Осенью 1948 года в Ленинград приезжала Голда Меир и объявляла всюду, где только могла, включая Дом культуры имени Кирова, что студенты еврейской национальности могут принять участие в строительстве молодого, нового государства Израиль.
Это в какой-то степени воспламенило некоторых наших мальчиков, включая Леонида Либермана (Лёку, как мы его называли), Алика Шапиро и, по-моему, Волю Гринфельда. Возможно, было ещё несколько человек, которых я не помню. Намного позже Лена рассказала мне этот эпизод.
Ребята написали заявление, что хотят поехать строить Израиль. Айк Осипович Айвазян обратился к ней с вопросом о том, что ему делать, так как она дружила с нами всеми. Она сказала: «Но ведь это очень опасно!». Она с детства имела опыт взаимодействия с советской властью.
«Ну что, порвем?» — предложил он.
«Конечно!» — ответила она.
Они порвали заявление, благодаря чему сохранили жизнь талантливым ребятам.
Воля Гринфельд родился в Париже, он был сыном советского дипломата. Как можно было вообще выжить в Советском союзе, если в паспорте стояло место рождения Париж, а национальность — еврей? Отец его был убит, мать репрессирована. Воля был очень дружен с Еленой Боннэр. Он был очень талантлив — помимо медицинского, он кончил ещё и исторический факультет — не знаю, где именно: или в педагогическом институте, а может быть и в Ленинградском университете. Это было уникально.

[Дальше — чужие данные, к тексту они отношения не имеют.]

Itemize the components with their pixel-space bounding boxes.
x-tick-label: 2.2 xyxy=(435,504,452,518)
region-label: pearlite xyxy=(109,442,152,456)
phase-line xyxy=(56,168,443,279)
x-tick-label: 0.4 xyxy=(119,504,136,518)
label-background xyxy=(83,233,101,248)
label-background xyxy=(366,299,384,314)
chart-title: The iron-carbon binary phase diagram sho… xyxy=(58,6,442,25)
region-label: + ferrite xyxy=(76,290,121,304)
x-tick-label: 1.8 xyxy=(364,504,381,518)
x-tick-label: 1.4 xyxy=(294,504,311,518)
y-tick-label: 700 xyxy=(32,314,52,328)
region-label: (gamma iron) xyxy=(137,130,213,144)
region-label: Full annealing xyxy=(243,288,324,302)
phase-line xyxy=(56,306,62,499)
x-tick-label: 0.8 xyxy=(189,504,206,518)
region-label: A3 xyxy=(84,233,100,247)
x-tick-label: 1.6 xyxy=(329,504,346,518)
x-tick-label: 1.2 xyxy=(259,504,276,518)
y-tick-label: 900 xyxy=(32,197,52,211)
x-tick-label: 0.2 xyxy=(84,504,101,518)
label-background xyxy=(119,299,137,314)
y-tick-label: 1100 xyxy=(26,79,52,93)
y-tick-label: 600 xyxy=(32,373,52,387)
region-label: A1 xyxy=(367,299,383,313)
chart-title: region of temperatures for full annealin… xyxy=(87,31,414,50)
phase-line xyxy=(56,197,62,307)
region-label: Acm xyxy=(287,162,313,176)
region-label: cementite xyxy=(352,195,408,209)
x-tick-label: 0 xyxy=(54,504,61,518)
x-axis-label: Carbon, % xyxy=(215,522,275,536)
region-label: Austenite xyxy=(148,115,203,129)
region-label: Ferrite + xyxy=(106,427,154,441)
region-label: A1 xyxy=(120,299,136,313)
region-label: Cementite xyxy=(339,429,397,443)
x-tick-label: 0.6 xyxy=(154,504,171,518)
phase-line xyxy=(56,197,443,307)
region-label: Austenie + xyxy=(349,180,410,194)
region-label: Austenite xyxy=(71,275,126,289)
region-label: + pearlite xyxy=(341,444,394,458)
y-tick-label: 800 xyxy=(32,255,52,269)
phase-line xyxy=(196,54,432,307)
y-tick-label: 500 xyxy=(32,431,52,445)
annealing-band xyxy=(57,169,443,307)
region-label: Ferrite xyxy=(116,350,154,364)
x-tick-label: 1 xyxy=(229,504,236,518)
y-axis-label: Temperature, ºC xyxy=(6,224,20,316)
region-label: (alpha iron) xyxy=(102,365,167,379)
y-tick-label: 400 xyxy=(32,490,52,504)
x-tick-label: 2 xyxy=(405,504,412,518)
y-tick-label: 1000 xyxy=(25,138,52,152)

В Боннэр были влюблены все мальчики — и с нашего, и с других курсов. У нее была огромная притягательная сила, привлекавшая к ней людей и сильных, и очень слабых (как я). В друзьях у неё были молодые люди, интересные своим интеллектом, знанием литературы и искусства.
Много могу назвать имен — и Гриша Хай, который был в неё совершенно влюблен, и Воля Гринфельд — черствый и сухой человек, но тоже был в неё влюблен (Гринфельд и Боннэр дружили с первого курса института). Не могу вспомнить ни одной фамилии со старших курсов…
В те годы мы отмечали наши праздники концертами, которые устраивались самими студентами (один-два раза в году: на Новый год, 8 марта, 7 ноября). Я играла на рояле и была обычно первым номером нашей программы, играя пьесы классической музыки. И вот однажды Лена сказала мне: «Ты должна пойти и поиграть в клуб для рабочей молодежи. Ведь эти молодые люди должны уметь слушать классическую музыку и знать композиторов». Я играла им прелюд Рахманинова на совершенно разбитом, старом пианино; не знаю, насколько это было для них интересно, но я была радa выполнить просьбу Елены Боннэр.
На третьем курсе у Лены и Ивана Семенова, ее мужа и нашего студента, родилась очаровательная девочка. Рожала Лена в Институте акушерства и гинекологии имени Отта. Мой отец[287] был профессором акушер-гинекологом и наблюдал ее беременность. Когда девочке Тане было 3 месяца, Лена пришла на одно из наших собраний, где собиралась выступить, и принесла ее с собой. С тех пор мы называли Таню «дитя потока».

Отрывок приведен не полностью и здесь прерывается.